Data Engineering in the ICU of the Future-Precision Medicine Center of Excellence for Neurocritical Care
Peter Dziedzic, MS
“I currently work as a Research Associate in the Department of Neurology at Johns Hopkins School of Medicine. I am also the Director and Founder of The Center of mHealth and Innovations at Johns Hopkins Neurology. My background is in Software and Complex Systems Engineering, and my research focuses on advancing science in data science, applied research, logistics, and decision support systems. I have led projects to develop and coordinate engineering and data models for multi-center clinical trials, ensuring data integrity and regulatory compliance. Additionally, as a Co-Investigator, I have played a role in implementing the Multimodality Data Acquisition System in the Neuroscience Critical Care Unit at Johns Hopkins. This system initially covered 24 beds and currently supports over 200 ICU beds, holding more than 75TB of data for 50,000 patients. It has proven to be especially crucial during the COVID-19 pandemic, emphasizing the importance of high frequency data acquisition in ICU settings.”
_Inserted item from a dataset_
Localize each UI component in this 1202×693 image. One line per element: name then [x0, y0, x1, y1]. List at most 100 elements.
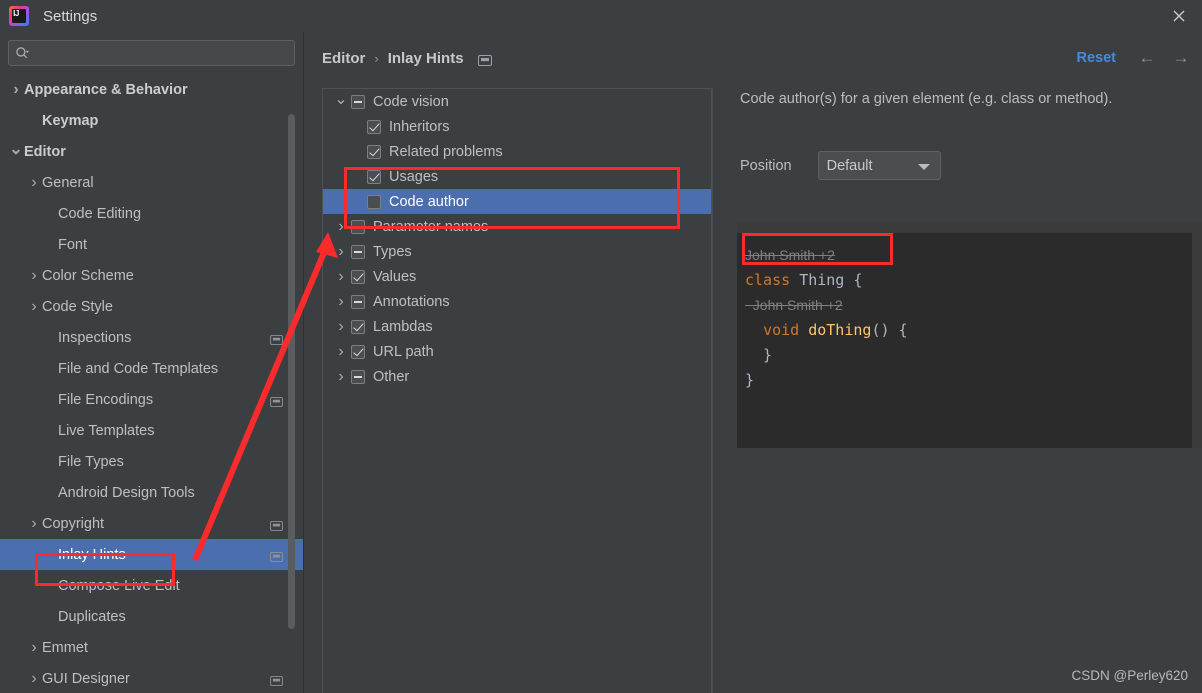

This presentation will highlight key engineering advancements in the Neurosciences Critical Care Unit (NCCU) at Johns Hopkins Hospital, emphasizing their impact on patient care. The Johns Hopkins NCCU is responsible for the care of neurological and neurosurgical patients at high risk for deterioration, including those with conditions such as strokes, brain hemorrhages, aneurysm ruptures, status epilepticus, seizures, brain tumors, and hydrocephalus. These patients are treated in a highly data intensive environment, requiring multidisciplinary teams of clinicians to make critical decisions. The presentation will provide an overview of the unit, the types of patients treated, and the interactions among stakeholders that generate critical data. It will then focus on explaining the data sources, the interaction between them, and the infrastructure used to collect, store, and manage data that supports clinical decision-making. Additionally, the presentation will showcase the Johns Hopkins NCCU as a Precision Medicine Center of Excellence (PMCOE) and its journey toward becoming an ICU of the future by implementing a system engineering approach to data collection, processing, and integration into the workflow of ICU stakeholders.